12. Dezember 2019

Gemecker über PISA


Kaum sind die Resultate der neusten Pisa-Studie publik, schon hängt der Bildungsturm schief – ein Ritual, das sich seit 2000 alle drei Jahre wiederholt. Ein Ächzen und Stöhnen geht durch die Lande ob unserer unfähigen Schülerinnen und Schüler; alle melden sich zu Wort: Bildungsexperten, echte und selbst ernannte, Lehrer, Politikerinnen, Bäcker, Taxifahrerinnen, Chemiker und Kaminfegerinnen.
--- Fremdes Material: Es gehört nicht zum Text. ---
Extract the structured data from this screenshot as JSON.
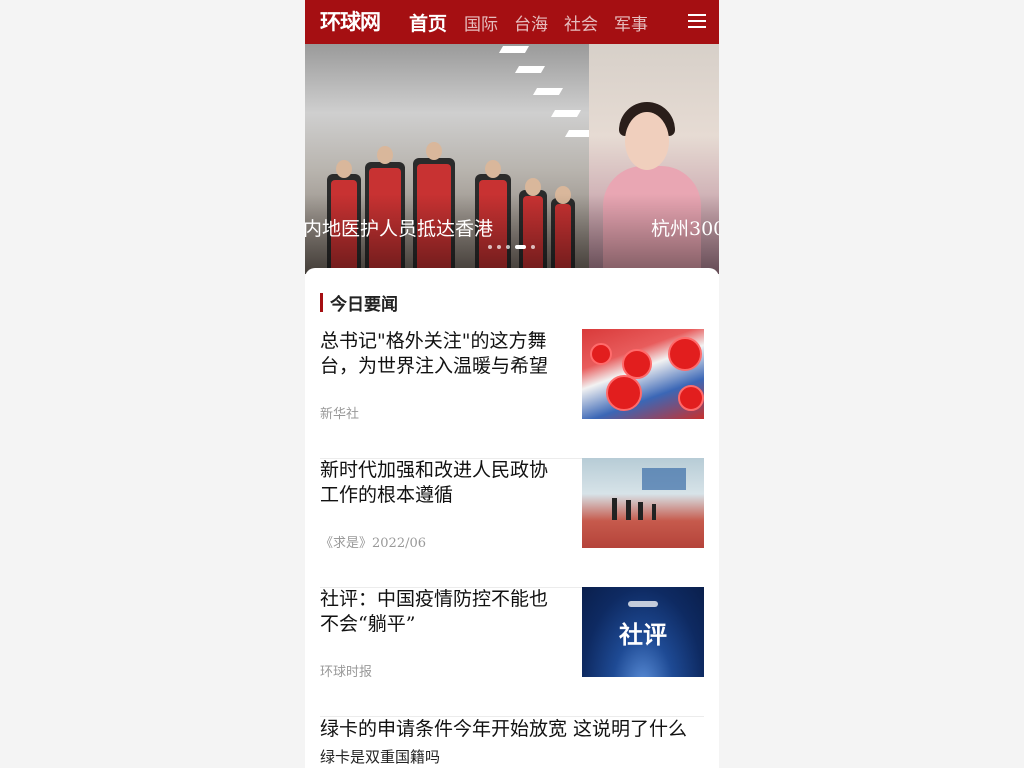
{
  "header": {
    "logo": "环球网",
    "tabs": [
      {
        "label": "首页",
        "active": true
      },
      {
        "label": "国际",
        "active": false
      },
      {
        "label": "台海",
        "active": false
      },
      {
        "label": "社会",
        "active": false
      },
      {
        "label": "军事",
        "active": false
      }
    ],
    "menu_icon": "hamburger-menu-icon",
    "background_color": "#a50f12"
  },
  "carousel": {
    "slides": [
      {
        "caption": "内地医护人员抵达香港"
      },
      {
        "caption": "杭州300"
      }
    ],
    "dot_count": 5,
    "active_dot": 3
  },
  "section": {
    "title": "今日要闻",
    "accent_color": "#a50f12"
  },
  "news": [
    {
      "title": "总书记\"格外关注\"的这方舞台，为世界注入温暖与希望",
      "source": "新华社"
    },
    {
      "title": "新时代加强和改进人民政协工作的根本遵循",
      "source": "《求是》2022/06"
    },
    {
      "title": "社评：中国疫情防控不能也不会“躺平”",
      "source": "环球时报",
      "thumb_label": "社评"
    }
  ],
  "text_item": {
    "title": "绿卡的申请条件今年开始放宽 这说明了什么",
    "subtitle": "绿卡是双重国籍吗"
  }
}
Alle sind ja mal zur Schule gegangen, werden so automatisch zu Experten, wissen, dass dringend reformiert werden muss, dass früher eh alles besser war, dass iPhones Teufelswerkzeuge sind, dass das halt davon kommt, dass die heutige Jugend freitags für das Klima streikt, statt die Hauptstädte von Burkina Faso und Französisch-Guyana auswendig zu lernen.
"Weshalb die Pisa-Studie nicht funktioniert", Basler Zeitung, 11.12. ohne Nennung des Autors


Was aber wird da überhaupt ver­glichen? Ich behaupte mal, Äpfel mit Birnen – oder noch schlimmer: Regenwürmer mit Giraffen, Ölsardinen mit Braunkohle. Wie um Himmels willen sollen die Schulleistungen in der Dorfschule im appenzellischen Trogen mit denen in den Lehmhütten der Slums von Rio de Janeiro und der Eliteschule von Singapur verglichen werden? Wundert es tatsächlich jemanden, dass Schweizer Schüler viel besser lesen als ihre Gschpänli in Kasachstan oder in der Dominikanischen Republik, dass deutsche Schüler besser rechnen können als Milan in Kosovo oder Aisha in Algerien?
Die USA glänzen auch nicht wirklich, dümpeln etwa in Mathe weit abgeschlagen knapp vor Kroatien und Kasachstan, im Gesamtdurchschnitt zwischen Tschechien und Lettland. Testergebnisse eines Landes können negativ verzerrt werden, wenn in der nationalen Pisa-Stichprobe die 15-Jährigen aus unteren sozialen Schichten, die in der Regel schlechtere Testergebnisse liefern, überrepräsentiert sind. Dies war der zentrale Kritikpunkt einer Studie, die zwei Wissen­schaftler vom Economic Policy Institute in Washington zu den Pisa-Ergebnissen der USA 2009 vorgelegt haben.
Und das vor Jahren so hochgelobte Finnland? Hurra, die Schweizer haben die Streber aus dem Norden endlich überflügelt. Nur über das Warum schweigt die Pisa-Studie. In den 90er-Jahren durchlitt Finnland eine Wirtschaftskrise. Viele, vor allem junge Leute waren lange arbeitslos; sie werden heute die verlorene Generation genannt. Deren Kinder sind vor ein paar Jahren im Pisa-Alter angekommen. Die Eltern bieten ihnen keinen Halt, keine Visionen. Verschärfend wirkt die aktuelle Jugendarbeitslosigkeit von rund 20 Prozent. Die Schüler haben ein Motivationsproblem – da prallt auch ein vorbildliches Schulsystem auf neue Herausforderungen.
Nicht zu vergessen der neidvolle Blick Richtung Ostasien, nach Tokio, Seoul und Shanghai mit ihren jungen Pisa-Intelligenzbestien. Nur: Seit 2014 ist in Japan Selbstmord die erste Todesursache unter Kindern im Alter zwischen 10 und 19 Jahren – Hauptursache ist der Druck in den Schulen. Oder die 15-jährige Koreanerin, die gegenüber dem «Spiegel» gesagt hatte: «Wenn du eine Zwei bekommst, denkst du schon ans Sterben.» Manche Schüler denken nicht nur daran: Im vergangenen Jahr nahmen sich in Korea 265 Jugendliche zwischen 15 und 19 Jahren das Leben.
Vielleicht, weil sie den Satz des Pythagoras nicht auf Anhieb verstanden haben, den sie eh in ihrem ganzen Leben nie mehr gebraucht hätten.